February 15, 2008

Editorial:

Cutting education, is that our best option?

We recently talked with a Chula Vista teacher who was dejected, worried, and unsure of the future. This teacher had just left school where the principal had informed the staff they needed to start planning for a 50% reduction in their budget. The budget cut included firing as many as 10 employees. Pink slips were to be sent out in the next few weeks! Across the district this, same speech was being given at each and every school.

This particular school district was looking to eliminate 460 paid employees, some through retirement and the rest through layoffs. This news was particularly hard on the newly hired employees, as they are always the first to be let go!

The school districts do not know for sure what their budgets will look like in the coming year, but after Governor Arnold Schwarzenegger presented his budget proposal this past week, where he called for 10% across the board reduction for all state spending, the districts started preparing for a worse case scenario.

It is hard to imagine local schools cutting budgets that already do not meet the present day needs. As it is, schools have to make due with less. We have seen where schools have run out of paper before the end of the school year and can’t afford more. Or schools experience long delays in receiving supplies due to the lack of personnel that can handle the volume of work. Schools encourage parents to sign up for free lunches, you get enough free lunch sign ups and the school qualifies for Title I monies that are desperately needed. At the same time, each individual school goes through a yearly ritual of having to decide if there is enough money in the school budget for a counselor, a computer person, a nurse, or a librarian. Most schools usually share these resources. Now they will have to do with even less money and probably no discretionary money at all, those monies that the schools use for supplies, computers, and teacher training- little things like that!

The Governor intends to ask the legislature to suspend Prop. 98 which guarantees a minimum amount of State funding for education, it will take a 2/3rds vote from the legislatures to accomplish this.

California already ranks near the bottom across the nation, 42nd, when it comes to school spending. At the same time, spending on the Prison system the last four years has grown by 74%. This is not to say that the Prison system won’t be affected by the cuts, the Governor has proposed releasing nonviolent, non-serious, non-sex offenders from prison if they have less than 20 months remaining on their sentences in order to free up 22,000 beds and save $400 million.

Health Care will also be impacted by the proposed budget. The Governor is looking to save $1.6 billion dollars. Across the board Medi-Cal services will be cut and some services eliminated. The Governor also wants to close state parks and public beaches, etcetera. Is this a California that we want to live in?

And while the Governor has proposed massive cuts, he has failed to identify any revenue generating sources that could alleviate some of the need for cuts. For example he could restore the vehicle license fee that would add $5 billion to the coffers. Tax the oil that is taken out of the ground in California, and/or impose a surtax on upper incomes.

The Governor has presented his budget plan which appears as if it was crafted to force the legislatures to decide what their priorities will be, what will they cut and what will be spared.
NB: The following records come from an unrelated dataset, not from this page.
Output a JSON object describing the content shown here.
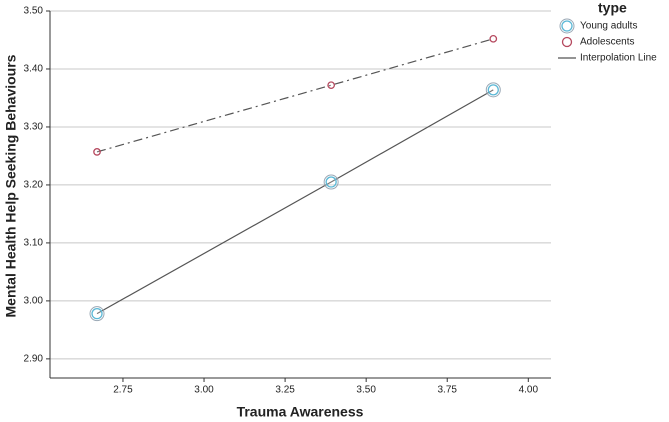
{
  "chart_data": {
    "type": "line",
    "x_label": "Trauma Awareness",
    "y_label": "Mental Health Help Seeking Behaviours",
    "legend_title": "type",
    "interpolation_label": "Interpolation Line",
    "x": [
      2.67,
      3.392,
      3.892
    ],
    "series": [
      {
        "name": "Young adults",
        "color": "#5bb8d6",
        "line_color": "#555555",
        "line_style": "solid",
        "values": [
          2.978,
          3.205,
          3.364
        ]
      },
      {
        "name": "Adolescents",
        "color": "#b5485e",
        "line_color": "#555555",
        "line_style": "dashdot",
        "values": [
          3.257,
          3.372,
          3.452
        ]
      }
    ],
    "xlim": [
      2.525,
      4.07
    ],
    "ylim": [
      2.867,
      3.5
    ],
    "xticks": [
      2.75,
      {
        "value": 3.0,
        "label": "3.00"
      },
      3.25,
      {
        "value": 3.5,
        "label": "3.50"
      },
      3.75,
      {
        "value": 4.0,
        "label": "4.00"
      }
    ],
    "yticks": [
      {
        "value": 2.9,
        "label": "2.90"
      },
      {
        "value": 3.0,
        "label": "3.00"
      },
      {
        "value": 3.1,
        "label": "3.10"
      },
      {
        "value": 3.2,
        "label": "3.20"
      },
      {
        "value": 3.3,
        "label": "3.30"
      },
      {
        "value": 3.4,
        "label": "3.40"
      },
      {
        "value": 3.5,
        "label": "3.50"
      }
    ],
    "grid": true
  }
}
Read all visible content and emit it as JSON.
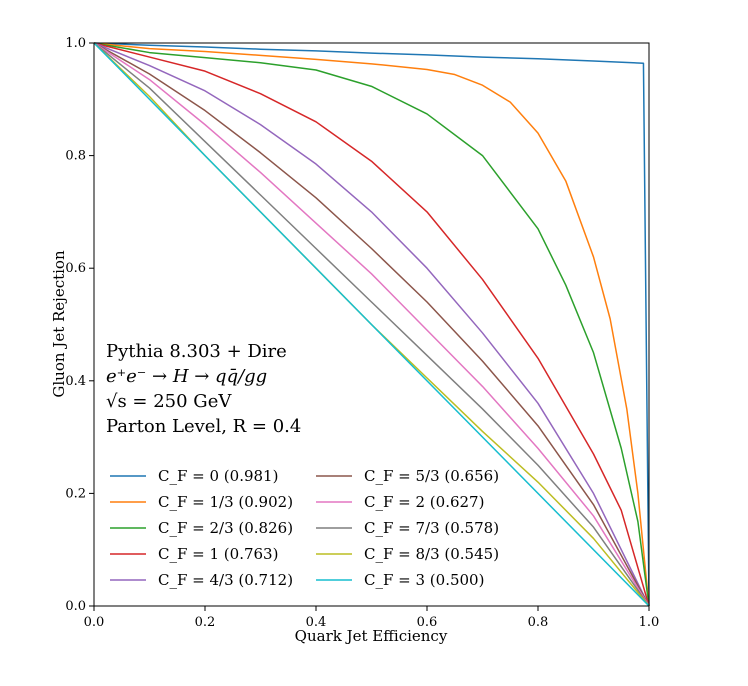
{
  "chart_data": {
    "type": "line",
    "xlabel": "Quark Jet Efficiency",
    "ylabel": "Gluon Jet Rejection",
    "xlim": [
      0.0,
      1.0
    ],
    "ylim": [
      0.0,
      1.0
    ],
    "xticks": [
      "0.0",
      "0.2",
      "0.4",
      "0.6",
      "0.8",
      "1.0"
    ],
    "yticks": [
      "0.0",
      "0.2",
      "0.4",
      "0.6",
      "0.8",
      "1.0"
    ],
    "grid": false,
    "legend_placement": "lower-left",
    "annotations": [
      "Pythia 8.303 + Dire",
      "e⁺e⁻ → H → qq̄/gg",
      "√s = 250 GeV",
      "Parton Level, R = 0.4"
    ],
    "series": [
      {
        "name": "C_F = 0 (0.981)",
        "color": "#1f77b4",
        "x": [
          0.0,
          0.1,
          0.2,
          0.3,
          0.4,
          0.5,
          0.6,
          0.7,
          0.8,
          0.9,
          0.99,
          1.0
        ],
        "y": [
          1.0,
          0.996,
          0.993,
          0.989,
          0.986,
          0.982,
          0.979,
          0.975,
          0.972,
          0.968,
          0.964,
          0.0
        ]
      },
      {
        "name": "C_F = 1/3 (0.902)",
        "color": "#ff7f0e",
        "x": [
          0.0,
          0.1,
          0.2,
          0.3,
          0.4,
          0.5,
          0.6,
          0.65,
          0.7,
          0.75,
          0.8,
          0.85,
          0.9,
          0.93,
          0.96,
          0.98,
          1.0
        ],
        "y": [
          1.0,
          0.99,
          0.985,
          0.978,
          0.971,
          0.963,
          0.953,
          0.944,
          0.925,
          0.895,
          0.84,
          0.755,
          0.62,
          0.51,
          0.35,
          0.2,
          0.0
        ]
      },
      {
        "name": "C_F = 2/3 (0.826)",
        "color": "#2ca02c",
        "x": [
          0.0,
          0.1,
          0.2,
          0.3,
          0.4,
          0.5,
          0.6,
          0.7,
          0.8,
          0.85,
          0.9,
          0.95,
          0.98,
          1.0
        ],
        "y": [
          1.0,
          0.983,
          0.974,
          0.965,
          0.952,
          0.923,
          0.874,
          0.8,
          0.67,
          0.57,
          0.45,
          0.28,
          0.15,
          0.0
        ]
      },
      {
        "name": "C_F = 1 (0.763)",
        "color": "#d62728",
        "x": [
          0.0,
          0.1,
          0.2,
          0.3,
          0.4,
          0.5,
          0.6,
          0.7,
          0.8,
          0.9,
          0.95,
          1.0
        ],
        "y": [
          1.0,
          0.975,
          0.95,
          0.91,
          0.86,
          0.79,
          0.7,
          0.58,
          0.44,
          0.27,
          0.17,
          0.0
        ]
      },
      {
        "name": "C_F = 4/3 (0.712)",
        "color": "#9467bd",
        "x": [
          0.0,
          0.1,
          0.2,
          0.3,
          0.4,
          0.5,
          0.6,
          0.7,
          0.8,
          0.9,
          1.0
        ],
        "y": [
          1.0,
          0.96,
          0.915,
          0.855,
          0.785,
          0.7,
          0.6,
          0.485,
          0.36,
          0.2,
          0.0
        ]
      },
      {
        "name": "C_F = 5/3 (0.656)",
        "color": "#8c564b",
        "x": [
          0.0,
          0.1,
          0.2,
          0.3,
          0.4,
          0.5,
          0.6,
          0.7,
          0.8,
          0.9,
          1.0
        ],
        "y": [
          1.0,
          0.945,
          0.88,
          0.805,
          0.725,
          0.635,
          0.54,
          0.435,
          0.32,
          0.18,
          0.0
        ]
      },
      {
        "name": "C_F = 2 (0.627)",
        "color": "#e377c2",
        "x": [
          0.0,
          0.1,
          0.2,
          0.3,
          0.4,
          0.5,
          0.6,
          0.7,
          0.8,
          0.9,
          1.0
        ],
        "y": [
          1.0,
          0.935,
          0.855,
          0.77,
          0.68,
          0.59,
          0.49,
          0.39,
          0.28,
          0.16,
          0.0
        ]
      },
      {
        "name": "C_F = 7/3 (0.578)",
        "color": "#7f7f7f",
        "x": [
          0.0,
          0.1,
          0.2,
          0.3,
          0.4,
          0.5,
          0.6,
          0.7,
          0.8,
          0.9,
          1.0
        ],
        "y": [
          1.0,
          0.92,
          0.825,
          0.73,
          0.635,
          0.54,
          0.445,
          0.35,
          0.25,
          0.14,
          0.0
        ]
      },
      {
        "name": "C_F = 8/3 (0.545)",
        "color": "#bcbd22",
        "x": [
          0.0,
          0.1,
          0.2,
          0.3,
          0.4,
          0.5,
          0.6,
          0.7,
          0.8,
          0.9,
          1.0
        ],
        "y": [
          1.0,
          0.905,
          0.8,
          0.7,
          0.6,
          0.5,
          0.405,
          0.31,
          0.22,
          0.12,
          0.0
        ]
      },
      {
        "name": "C_F = 3 (0.500)",
        "color": "#17becf",
        "x": [
          0.0,
          1.0
        ],
        "y": [
          1.0,
          0.0
        ]
      }
    ]
  }
}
More importantly it puts the burden of addressing the need for increased revenue on the shoulders of our elected officials. The question is, are the shoulders of our elected officials broad enough/strong enough to deal with this $14 billion dollar deficit and still maintain adequate funding for the future of our state - the children and their education?

The state legislatures are going to have to decide what kind of California we will live in. The budget in of it self defines the priorities of the state, and one of the questions the legislatures will have to answer is: is education a priority or is it a throw away that can it be manipulated to balance a budget?

In the meantime teacher moral is at an all time low, and for the 1000’s of teachers across the state that will receive a pink slip, their world will be turned upside down as they try to salvage a life and a beginning of a career that is now snatched away from them. What will their future hold?